Supplementary Figure 4: dys-1 suppressor partially rescues muscle degeneration induced by burrowing. To quantify the partial rescue observed by dys-1-suppressors we counted the number of muscle nuclei observable in the mid-body (a), and tail (b) of worms. (c) Sample images from mid-body of worms in the three conditions. Arrowheads point at muscle nuclei. While degenerating nuclei are difficult to qualify, their dim and irregular shape is evident for dys-1 mutants. The disruption of the muscle fibers is also indirectly evidenced by areas devoid of mitochondrial GFP, or where GFP has become aggregated.
Video 1: Burrowing behavior of C. elegans. A wild-type worm is shown burrowing in a glass pipette containing 3% agar.
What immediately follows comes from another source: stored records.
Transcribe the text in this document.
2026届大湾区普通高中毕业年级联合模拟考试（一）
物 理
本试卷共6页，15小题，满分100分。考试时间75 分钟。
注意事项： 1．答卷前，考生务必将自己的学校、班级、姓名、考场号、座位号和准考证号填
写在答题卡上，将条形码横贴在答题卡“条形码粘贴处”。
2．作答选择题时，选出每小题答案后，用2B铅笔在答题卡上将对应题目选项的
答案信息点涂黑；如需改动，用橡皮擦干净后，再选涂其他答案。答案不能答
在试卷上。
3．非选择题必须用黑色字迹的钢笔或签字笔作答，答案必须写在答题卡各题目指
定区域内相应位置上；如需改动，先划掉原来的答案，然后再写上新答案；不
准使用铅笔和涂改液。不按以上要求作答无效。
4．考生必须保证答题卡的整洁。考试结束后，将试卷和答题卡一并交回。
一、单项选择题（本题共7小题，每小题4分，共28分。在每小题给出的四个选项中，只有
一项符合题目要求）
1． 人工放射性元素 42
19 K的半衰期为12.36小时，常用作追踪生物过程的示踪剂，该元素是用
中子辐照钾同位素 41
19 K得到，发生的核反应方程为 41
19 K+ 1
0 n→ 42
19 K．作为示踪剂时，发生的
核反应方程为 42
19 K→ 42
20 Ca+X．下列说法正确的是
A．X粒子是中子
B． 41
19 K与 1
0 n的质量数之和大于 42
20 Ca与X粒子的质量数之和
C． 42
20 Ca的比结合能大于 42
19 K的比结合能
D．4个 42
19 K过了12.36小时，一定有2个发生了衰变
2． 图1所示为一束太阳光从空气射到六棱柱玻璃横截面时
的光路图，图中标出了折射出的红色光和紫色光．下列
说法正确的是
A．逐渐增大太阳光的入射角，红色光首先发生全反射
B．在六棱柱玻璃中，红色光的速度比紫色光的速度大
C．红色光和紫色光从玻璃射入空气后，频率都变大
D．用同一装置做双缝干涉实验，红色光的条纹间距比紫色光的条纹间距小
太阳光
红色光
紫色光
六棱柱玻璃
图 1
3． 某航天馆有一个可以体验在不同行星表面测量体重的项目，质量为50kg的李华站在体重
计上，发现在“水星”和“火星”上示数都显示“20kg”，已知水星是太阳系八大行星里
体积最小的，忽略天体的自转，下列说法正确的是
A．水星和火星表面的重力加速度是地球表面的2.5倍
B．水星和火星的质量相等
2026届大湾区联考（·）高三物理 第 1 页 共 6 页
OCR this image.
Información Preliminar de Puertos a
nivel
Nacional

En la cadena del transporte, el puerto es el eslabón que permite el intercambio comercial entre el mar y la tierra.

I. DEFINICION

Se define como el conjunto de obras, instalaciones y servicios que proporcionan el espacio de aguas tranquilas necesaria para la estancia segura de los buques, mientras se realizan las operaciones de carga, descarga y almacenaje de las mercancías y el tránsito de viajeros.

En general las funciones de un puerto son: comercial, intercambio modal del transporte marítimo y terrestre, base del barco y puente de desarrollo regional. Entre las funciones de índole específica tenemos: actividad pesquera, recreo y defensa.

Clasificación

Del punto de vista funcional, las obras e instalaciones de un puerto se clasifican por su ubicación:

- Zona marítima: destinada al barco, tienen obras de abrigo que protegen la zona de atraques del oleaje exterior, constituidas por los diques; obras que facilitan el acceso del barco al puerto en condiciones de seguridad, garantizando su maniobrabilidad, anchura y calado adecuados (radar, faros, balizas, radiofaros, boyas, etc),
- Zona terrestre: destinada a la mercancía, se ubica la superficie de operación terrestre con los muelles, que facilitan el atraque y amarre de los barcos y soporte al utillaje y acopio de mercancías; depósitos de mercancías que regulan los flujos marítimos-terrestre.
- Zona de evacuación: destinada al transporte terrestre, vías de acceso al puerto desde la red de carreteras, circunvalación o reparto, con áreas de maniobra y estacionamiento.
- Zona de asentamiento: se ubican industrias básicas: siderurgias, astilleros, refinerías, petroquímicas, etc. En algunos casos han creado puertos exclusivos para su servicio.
Video 2: C. elegans burrows using lateral bends. Worms burrowing at low densities (0.5% agar) engage in lateral bends as the one shown here. During lateral bending, a dorsoventral wave is altered to move at an orthogonal plane to the original plane of locomotion.
Video 3: Worms lacking dystrophin (dys-1) undergo periods of immobility while burrowing. A dys-1(eg33) mutant worm encounters immobile sisters as it burrows in 3% agar.